Tom Long rather overslept himself, but it was pretty early when he started from his quarters, to encounter Captain Smithers soon after, looking anxious and annoyed. He nodded shortly, and the young ensign went on through what was quite a wilderness of beauty, to meet, next, Rachel Linton and Mary Sinclair, who had been flower-gathering, and who stopped for a few minutes’ conversation with him, the former nearly spoiling the expedition by turning the foolish youth’s thoughts in quite a contrary direction from collecting or shooting.

But Rachel Linton quietly wished him success, and Tom went off telling himself that it would look foolish if he did not go.

He had not far to go to the landing-place now; but in the little space close by the resident’s garden he encountered Private Gray, who saluted him, and sent Tom on thinking that he wished he was as old, and good-looking, and as manly, as the young soldier he had just passed. And then he felt very miserable and dejected, and wished he was anything but what he was, until he saw Bob Roberts, sitting in the “Startler’s” dinghy by the landing-place, and forgot all about everything but the shooting excursion.
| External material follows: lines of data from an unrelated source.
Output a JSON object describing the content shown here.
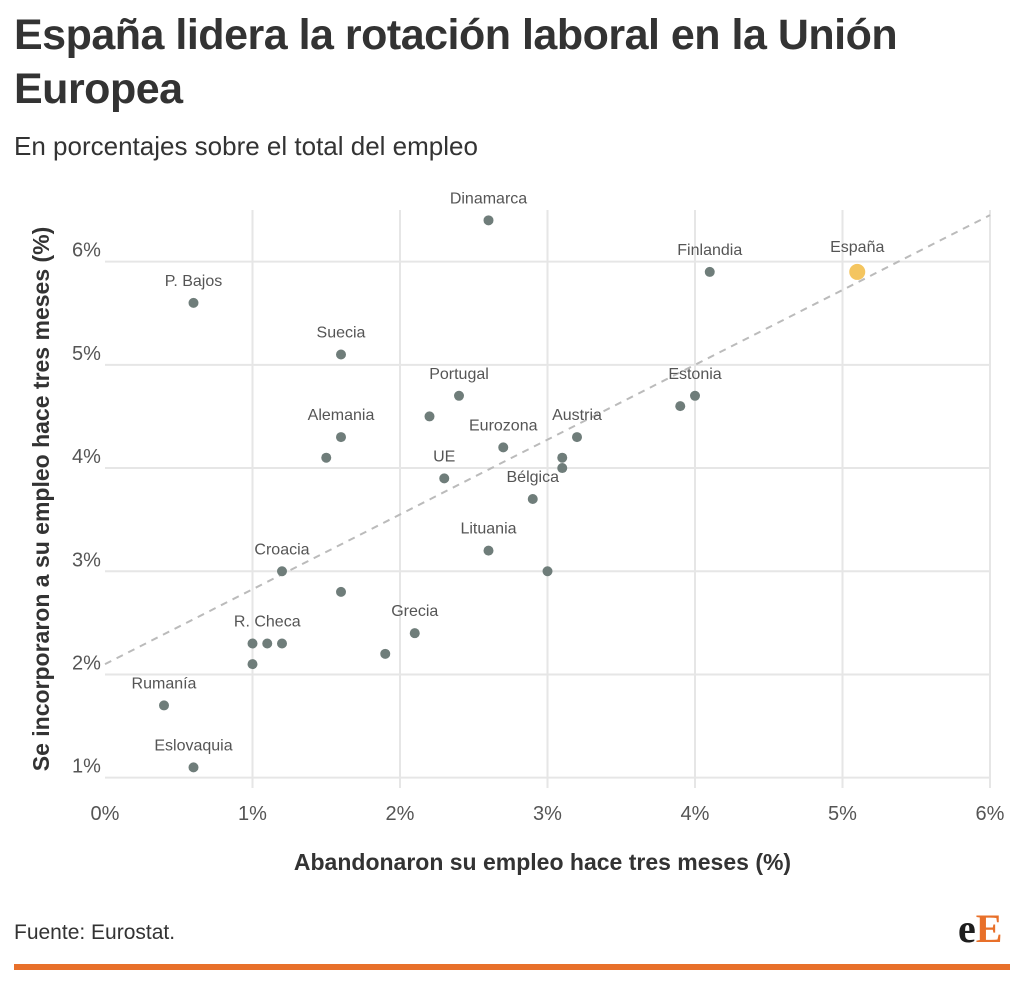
{
  "title": "España lidera la rotación laboral en la Unión Europea",
  "subtitle": "En porcentajes sobre el total del empleo",
  "source": "Fuente: Eurostat.",
  "logo": {
    "part1": "e",
    "part2": "E"
  },
  "colors": {
    "text": "#333333",
    "grid": "#e6e6e6",
    "point": "#6f7d7a",
    "highlight": "#f4c55f",
    "trendline": "#bbbbbb",
    "accent": "#e8702a"
  },
  "chart_data": {
    "type": "scatter",
    "xlabel": "Abandonaron su empleo hace tres meses (%)",
    "ylabel": "Se incorporaron a su empleo hace tres meses (%)",
    "xlim": [
      0,
      6
    ],
    "ylim": [
      0.9,
      6.5
    ],
    "x_ticks": [
      {
        "value": 0,
        "label": "0%"
      },
      {
        "value": 1,
        "label": "1%"
      },
      {
        "value": 2,
        "label": "2%"
      },
      {
        "value": 3,
        "label": "3%"
      },
      {
        "value": 4,
        "label": "4%"
      },
      {
        "value": 5,
        "label": "5%"
      },
      {
        "value": 6,
        "label": "6%"
      }
    ],
    "y_ticks": [
      {
        "value": 1,
        "label": "1%"
      },
      {
        "value": 2,
        "label": "2%"
      },
      {
        "value": 3,
        "label": "3%"
      },
      {
        "value": 4,
        "label": "4%"
      },
      {
        "value": 5,
        "label": "5%"
      },
      {
        "value": 6,
        "label": "6%"
      }
    ],
    "grid": true,
    "trendline": {
      "from": [
        0,
        2.1
      ],
      "to": [
        6,
        6.45
      ],
      "style": "dashed"
    },
    "points": [
      {
        "x": 2.6,
        "y": 6.4,
        "label": "Dinamarca"
      },
      {
        "x": 4.1,
        "y": 5.9,
        "label": "Finlandia"
      },
      {
        "x": 5.1,
        "y": 5.9,
        "label": "España",
        "highlight": true
      },
      {
        "x": 0.6,
        "y": 5.6,
        "label": "P. Bajos"
      },
      {
        "x": 1.6,
        "y": 5.1,
        "label": "Suecia"
      },
      {
        "x": 2.4,
        "y": 4.7,
        "label": "Portugal"
      },
      {
        "x": 4.0,
        "y": 4.7,
        "label": "Estonia"
      },
      {
        "x": 3.9,
        "y": 4.6
      },
      {
        "x": 2.2,
        "y": 4.5
      },
      {
        "x": 1.6,
        "y": 4.3,
        "label": "Alemania"
      },
      {
        "x": 3.2,
        "y": 4.3,
        "label": "Austria"
      },
      {
        "x": 2.7,
        "y": 4.2,
        "label": "Eurozona"
      },
      {
        "x": 1.5,
        "y": 4.1
      },
      {
        "x": 3.1,
        "y": 4.1
      },
      {
        "x": 3.1,
        "y": 4.0
      },
      {
        "x": 2.3,
        "y": 3.9,
        "label": "UE"
      },
      {
        "x": 2.9,
        "y": 3.7,
        "label": "Bélgica"
      },
      {
        "x": 2.6,
        "y": 3.2,
        "label": "Lituania"
      },
      {
        "x": 1.2,
        "y": 3.0,
        "label": "Croacia"
      },
      {
        "x": 3.0,
        "y": 3.0
      },
      {
        "x": 1.6,
        "y": 2.8
      },
      {
        "x": 2.1,
        "y": 2.4,
        "label": "Grecia"
      },
      {
        "x": 1.0,
        "y": 2.3
      },
      {
        "x": 1.1,
        "y": 2.3,
        "label": "R. Checa"
      },
      {
        "x": 1.2,
        "y": 2.3
      },
      {
        "x": 1.9,
        "y": 2.2
      },
      {
        "x": 1.0,
        "y": 2.1
      },
      {
        "x": 0.4,
        "y": 1.7,
        "label": "Rumanía"
      },
      {
        "x": 0.6,
        "y": 1.1,
        "label": "Eslovaquia"
      }
    ]
  }
}
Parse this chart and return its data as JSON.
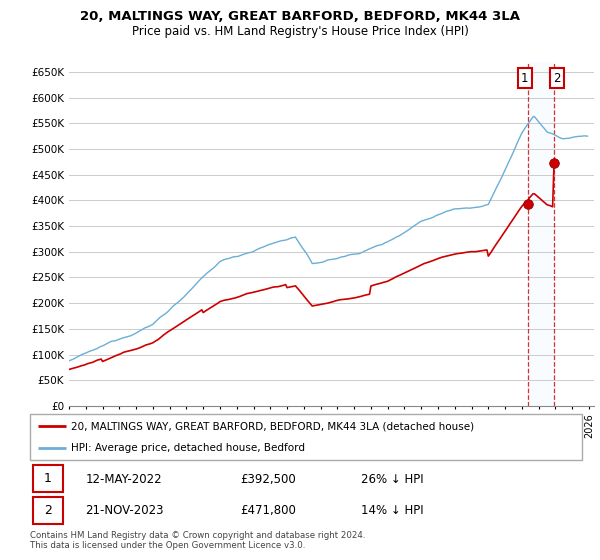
{
  "title1": "20, MALTINGS WAY, GREAT BARFORD, BEDFORD, MK44 3LA",
  "title2": "Price paid vs. HM Land Registry's House Price Index (HPI)",
  "ylim": [
    0,
    670000
  ],
  "yticks": [
    0,
    50000,
    100000,
    150000,
    200000,
    250000,
    300000,
    350000,
    400000,
    450000,
    500000,
    550000,
    600000,
    650000
  ],
  "ytick_labels": [
    "£0",
    "£50K",
    "£100K",
    "£150K",
    "£200K",
    "£250K",
    "£300K",
    "£350K",
    "£400K",
    "£450K",
    "£500K",
    "£550K",
    "£600K",
    "£650K"
  ],
  "hpi_color": "#6baed6",
  "price_color": "#cc0000",
  "sale1_year": 2022.37,
  "sale1_price": 392500,
  "sale1_label": "£392,500",
  "sale1_pct": "26% ↓ HPI",
  "sale1_date": "12-MAY-2022",
  "sale2_year": 2023.9,
  "sale2_price": 471800,
  "sale2_label": "£471,800",
  "sale2_pct": "14% ↓ HPI",
  "sale2_date": "21-NOV-2023",
  "legend_line1": "20, MALTINGS WAY, GREAT BARFORD, BEDFORD, MK44 3LA (detached house)",
  "legend_line2": "HPI: Average price, detached house, Bedford",
  "footer": "Contains HM Land Registry data © Crown copyright and database right 2024.\nThis data is licensed under the Open Government Licence v3.0.",
  "grid_color": "#cccccc",
  "shade_color": "#ddeeff"
}
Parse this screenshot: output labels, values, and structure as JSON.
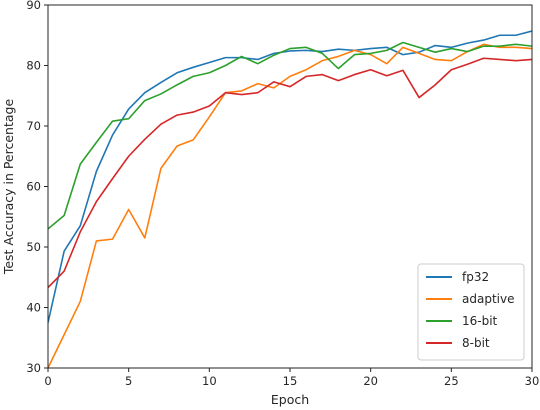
{
  "chart_data": {
    "type": "line",
    "title": "",
    "xlabel": "Epoch",
    "ylabel": "Test Accuracy in Percentage",
    "xlim": [
      0,
      30
    ],
    "ylim": [
      30,
      90
    ],
    "xticks": [
      0,
      5,
      10,
      15,
      20,
      25,
      30
    ],
    "yticks": [
      30,
      40,
      50,
      60,
      70,
      80,
      90
    ],
    "grid": false,
    "legend_position": "bottom-right",
    "x": [
      0,
      1,
      2,
      3,
      4,
      5,
      6,
      7,
      8,
      9,
      10,
      11,
      12,
      13,
      14,
      15,
      16,
      17,
      18,
      19,
      20,
      21,
      22,
      23,
      24,
      25,
      26,
      27,
      28,
      29,
      30
    ],
    "series": [
      {
        "name": "fp32",
        "color": "#1f77b4",
        "values": [
          37.5,
          49.3,
          53.5,
          62.5,
          68.5,
          72.8,
          75.5,
          77.2,
          78.8,
          79.7,
          80.5,
          81.3,
          81.3,
          81.0,
          82.0,
          82.4,
          82.5,
          82.3,
          82.7,
          82.5,
          82.8,
          83.0,
          81.8,
          82.2,
          83.3,
          83.0,
          83.7,
          84.2,
          85.0,
          85.0,
          85.7
        ]
      },
      {
        "name": "adaptive",
        "color": "#ff7f0e",
        "values": [
          30.0,
          35.5,
          41.0,
          51.0,
          51.3,
          56.2,
          51.5,
          63.0,
          66.7,
          67.7,
          71.5,
          75.5,
          75.8,
          77.0,
          76.3,
          78.2,
          79.3,
          80.8,
          81.5,
          82.5,
          81.8,
          80.3,
          83.0,
          82.0,
          81.0,
          80.8,
          82.3,
          83.5,
          83.0,
          83.0,
          82.8
        ]
      },
      {
        "name": "16-bit",
        "color": "#2ca02c",
        "values": [
          53.0,
          55.2,
          63.7,
          67.3,
          70.8,
          71.2,
          74.2,
          75.3,
          76.8,
          78.2,
          78.8,
          80.0,
          81.5,
          80.3,
          81.7,
          82.8,
          83.0,
          82.0,
          79.5,
          81.8,
          82.0,
          82.5,
          83.8,
          83.0,
          82.2,
          82.8,
          82.3,
          83.2,
          83.2,
          83.5,
          83.2
        ]
      },
      {
        "name": "8-bit",
        "color": "#d62728",
        "values": [
          43.3,
          46.0,
          52.5,
          57.5,
          61.3,
          65.0,
          67.8,
          70.3,
          71.8,
          72.3,
          73.3,
          75.5,
          75.2,
          75.5,
          77.3,
          76.5,
          78.2,
          78.5,
          77.5,
          78.5,
          79.3,
          78.3,
          79.2,
          74.7,
          76.8,
          79.3,
          80.2,
          81.2,
          81.0,
          80.8,
          81.0
        ]
      }
    ]
  }
}
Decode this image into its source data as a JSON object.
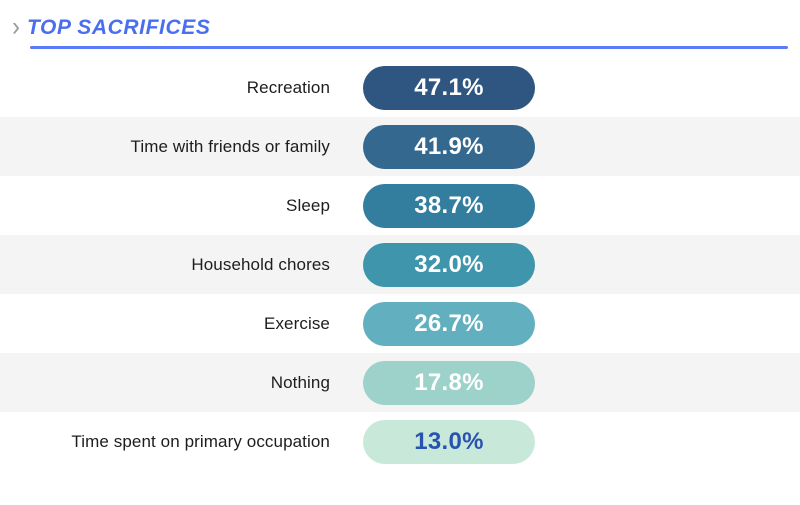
{
  "header": {
    "chevron": "›",
    "title": "TOP SACRIFICES",
    "title_color": "#4a6ef0",
    "underline_color": "#5b7afa"
  },
  "chart_data": {
    "type": "bar",
    "title": "TOP SACRIFICES",
    "orientation": "horizontal",
    "categories": [
      "Recreation",
      "Time with friends or family",
      "Sleep",
      "Household chores",
      "Exercise",
      "Nothing",
      "Time spent on primary occupation"
    ],
    "values": [
      47.1,
      41.9,
      38.7,
      32.0,
      26.7,
      17.8,
      13.0
    ],
    "value_unit": "%",
    "legend": "none",
    "grid": "off",
    "rows": [
      {
        "label": "Recreation",
        "value": 47.1,
        "value_label": "47.1%",
        "pill_color": "#2e5680",
        "value_color": "#ffffff",
        "row_bg": "#ffffff"
      },
      {
        "label": "Time with friends or family",
        "value": 41.9,
        "value_label": "41.9%",
        "pill_color": "#35688f",
        "value_color": "#ffffff",
        "row_bg": "#f4f4f4"
      },
      {
        "label": "Sleep",
        "value": 38.7,
        "value_label": "38.7%",
        "pill_color": "#337d9f",
        "value_color": "#ffffff",
        "row_bg": "#ffffff"
      },
      {
        "label": "Household chores",
        "value": 32.0,
        "value_label": "32.0%",
        "pill_color": "#3e95ac",
        "value_color": "#ffffff",
        "row_bg": "#f4f4f4"
      },
      {
        "label": "Exercise",
        "value": 26.7,
        "value_label": "26.7%",
        "pill_color": "#62b0bf",
        "value_color": "#ffffff",
        "row_bg": "#ffffff"
      },
      {
        "label": "Nothing",
        "value": 17.8,
        "value_label": "17.8%",
        "pill_color": "#9dd2cb",
        "value_color": "#ffffff",
        "row_bg": "#f4f4f4"
      },
      {
        "label": "Time spent on primary occupation",
        "value": 13.0,
        "value_label": "13.0%",
        "pill_color": "#c8e9da",
        "value_color": "#2a52b0",
        "row_bg": "#ffffff"
      }
    ]
  }
}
“Come along! You are a chap,” shouted Bob. “I’ve been waiting over half an hour.”

“Met the ladies,” said Tom, “and was obliged to speak.”

“Oh, you met the ladies, did you?” said Bob, looking at him suspiciously. “Well, never mind; jump aboard. Got plenty of cartridges?”

“Yes, heaps; and some food too.”

“So have I,” cried Bob. “Now, then, pull away, Dick. Set us ashore under those trees. Hooray, Tom; look! There’s young Bang-gong there, waiting with a couple of niggers.”

Dick pulled steadily at the sculls, and the little dinghy breasted the water like a duck, soon crossing the intervening space, when the two lads landed with their ammunition and stores, shook hands with the handsome dark young chief who confronted them, and at once started off for the jungle, while Dick stood refilling his right cheek with tobacco, before rowing the dinghy back to the steamer.

“Ah!” he said, as he once more took the sculls, “they never asked me to go, too. Now you see if by the time they get back to-night they hain’t been in about as pretty a bit o’ mischief as was ever hatched.”